It’s all about faith, as far as Donna and James Fowler of Heavensown Rescue are concerned. Faith that they can make a difference for any dog in need of an 11th-hour miracle…that people will see beyond a worse-for-wear exterior and see the loving and lovable inner canine.
“Many of our rescue dogs and puppies come from high-kill shelters on or near their last day of life,” the couple explains on their Facebook page. “We rescue puppies, pregnant dogs and adults at our county-run animal shelters.” For them, it is both a mission and a sacrament.
And receiving the Grand Prize donation in Petful’s 2016 Halloween photo contest has allowed the North Carolina-based organization to keep doing just that.
How It Began
The rescue began 17 years ago, when the Fowlers were raising and showing Australian Shepherds.

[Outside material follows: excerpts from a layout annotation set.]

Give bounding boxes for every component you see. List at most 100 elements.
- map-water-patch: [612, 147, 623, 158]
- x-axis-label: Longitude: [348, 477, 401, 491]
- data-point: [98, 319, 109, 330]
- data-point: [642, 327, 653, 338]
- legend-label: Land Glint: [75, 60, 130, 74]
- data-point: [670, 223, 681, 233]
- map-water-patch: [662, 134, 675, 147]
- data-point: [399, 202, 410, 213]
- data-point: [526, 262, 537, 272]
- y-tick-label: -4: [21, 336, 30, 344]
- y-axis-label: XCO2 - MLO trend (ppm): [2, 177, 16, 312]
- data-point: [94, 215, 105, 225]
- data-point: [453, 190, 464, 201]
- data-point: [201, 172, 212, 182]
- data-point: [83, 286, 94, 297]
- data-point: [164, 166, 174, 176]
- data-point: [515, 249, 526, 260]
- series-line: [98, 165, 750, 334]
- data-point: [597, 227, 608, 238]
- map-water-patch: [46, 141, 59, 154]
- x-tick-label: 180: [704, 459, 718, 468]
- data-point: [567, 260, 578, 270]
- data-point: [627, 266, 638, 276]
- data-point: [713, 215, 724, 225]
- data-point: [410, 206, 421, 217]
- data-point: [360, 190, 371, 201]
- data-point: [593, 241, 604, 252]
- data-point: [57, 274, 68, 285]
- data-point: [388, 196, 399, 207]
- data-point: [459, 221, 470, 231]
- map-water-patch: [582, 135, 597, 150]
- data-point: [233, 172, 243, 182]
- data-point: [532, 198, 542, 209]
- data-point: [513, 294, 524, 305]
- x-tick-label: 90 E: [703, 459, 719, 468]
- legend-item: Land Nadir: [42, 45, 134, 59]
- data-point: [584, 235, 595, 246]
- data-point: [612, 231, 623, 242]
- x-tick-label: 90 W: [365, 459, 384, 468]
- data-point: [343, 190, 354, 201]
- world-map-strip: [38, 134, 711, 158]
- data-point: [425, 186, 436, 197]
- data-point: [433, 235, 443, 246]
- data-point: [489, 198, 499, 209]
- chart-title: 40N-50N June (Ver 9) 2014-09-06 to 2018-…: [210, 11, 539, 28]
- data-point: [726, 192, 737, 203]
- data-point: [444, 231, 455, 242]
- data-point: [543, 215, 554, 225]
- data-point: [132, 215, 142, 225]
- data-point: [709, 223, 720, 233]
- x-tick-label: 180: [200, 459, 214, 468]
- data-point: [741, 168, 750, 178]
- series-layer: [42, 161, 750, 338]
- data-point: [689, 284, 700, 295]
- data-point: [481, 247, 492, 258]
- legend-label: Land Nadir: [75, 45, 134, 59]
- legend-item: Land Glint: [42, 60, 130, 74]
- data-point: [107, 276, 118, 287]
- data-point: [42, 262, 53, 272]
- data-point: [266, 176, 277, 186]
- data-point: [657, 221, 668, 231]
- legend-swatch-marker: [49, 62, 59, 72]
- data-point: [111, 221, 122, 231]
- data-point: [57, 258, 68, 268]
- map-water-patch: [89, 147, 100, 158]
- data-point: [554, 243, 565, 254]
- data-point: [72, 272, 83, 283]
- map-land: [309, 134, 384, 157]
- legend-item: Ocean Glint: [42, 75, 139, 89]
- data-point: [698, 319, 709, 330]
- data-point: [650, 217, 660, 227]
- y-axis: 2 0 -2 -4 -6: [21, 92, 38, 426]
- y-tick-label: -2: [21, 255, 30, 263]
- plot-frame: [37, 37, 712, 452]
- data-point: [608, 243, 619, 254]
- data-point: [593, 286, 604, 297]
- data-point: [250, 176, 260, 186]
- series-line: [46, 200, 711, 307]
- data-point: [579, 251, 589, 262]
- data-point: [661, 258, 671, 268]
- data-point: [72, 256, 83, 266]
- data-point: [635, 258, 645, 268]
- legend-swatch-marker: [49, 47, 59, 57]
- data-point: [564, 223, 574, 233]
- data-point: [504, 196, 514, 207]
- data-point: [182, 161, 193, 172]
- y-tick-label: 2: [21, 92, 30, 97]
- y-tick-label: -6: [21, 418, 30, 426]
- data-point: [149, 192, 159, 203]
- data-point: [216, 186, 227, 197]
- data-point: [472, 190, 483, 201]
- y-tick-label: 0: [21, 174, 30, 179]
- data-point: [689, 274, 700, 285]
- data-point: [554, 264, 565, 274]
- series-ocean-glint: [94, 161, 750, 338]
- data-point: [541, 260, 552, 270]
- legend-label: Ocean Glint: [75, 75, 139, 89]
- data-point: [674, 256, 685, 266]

Doing breed-specific rescue seemed like a natural extension of their avocation; in the course of going in and out of shelters, they saw dogs who “all needed a voice and a chance at a happy life,” something that “we could be for all dogs, no matter what breed.”
Donna was very ill at the time and feeling as though her life was without purpose; now, suddenly, she had one. It “was laid on my heart to give back, not give up. … The love, loyalty and kindness of a dog is not based on their breed but on their heart. When given the opportunity, rescue dogs are some of the most loyal you will ever find.”
The dogs the Fowlers take in are generally the ones whom “other people might turn away,” admits volunteer Suzanne Frain, who has been taking pictures for Heavensown’s website and Facebook page for about a year now. It was the photo that she took of her dog, Lola B., as Oscar the Grouch — complete with shaggy green yarn and a brown craft-fur unibrow — that won the organization the donation.
A Second Chance
The Fowlers have, Frain says, taught her to see the possibilities in every canine they take in, no matter how beaten down by life they look. “They’re people of great faith,” she adds. “This is their calling — they would do anything to save an animal.”
Among the “overlooked dogs” who have been rescued by Heavensown are:
A black Labrador Retriever who was found tied up in someone’s backyard with an open gunshot wound.
A hound who had been reduced to a walking skeleton.
A puppy who had been attacked by an older dog and who had to have an eye removed as soon as she reached the 8-week-old mark.
A “very pregnant” dog whose “collar was so tight, it was embedded in the neck,” Frain recalls.
A 2-year-old Beagle who was pulled from a high-kill shelter, blind and heartworm-positive, she had “little time left,” says Donna. “We drove 3 hours to pick her up and began fundraising for what we knew would be extensive vet care.” Despite her serious health issues, Daisy “never stopped wagging her tail! Her story is still unfolding, but her recovery has begun with being spayed, having her eyes removed due to severe glaucoma, and beginning her heartworm treatment.”
Daisy’s story is one in which “the obstacles seem to outweigh the benefits of adoption, but she spoke to our hearts.” Apparently, she has spoken to a lot of other hearts, too, because the Fowlers have been receiving more than a few adoption applications for the little dog who almost ran out of time.
Heavensown may be “a struggling entity,” as Frain puts it, but it’s managed to save 300–350 dogs a year. Everything — time, money and energy — goes into the rescue. For instance, even though there’s a perfectly good kennel with outside runs, Donna will bring mothers with puppies into the house to watch over them. In fact, any dog who’s really sick or recovering from surgery gets brought inside.
“I’ve told her that with every animal she has saved, she has saved people, too,” Frain says. “She has given them a loving pet that is family. It’s 2-fold.”
Donna Fowler loves her work and is grateful for the donation, which bought “20 bags of food, paid $500 toward the never-ending vet bill, and paid 1 month’s power bill for the kennel to keep everyone comfortable. God’s timing is perfect, and he used you, Petful, to bless the wonderful creatures!”
Of the work itself, she says, “The absolute best feeling in the world is watching a pet go from fear and depression — literally at death’s door — to becoming a loving, confident member of a family. Some rescues come to [us] with only hours left, yet end up being such a blessing for their forever homes.”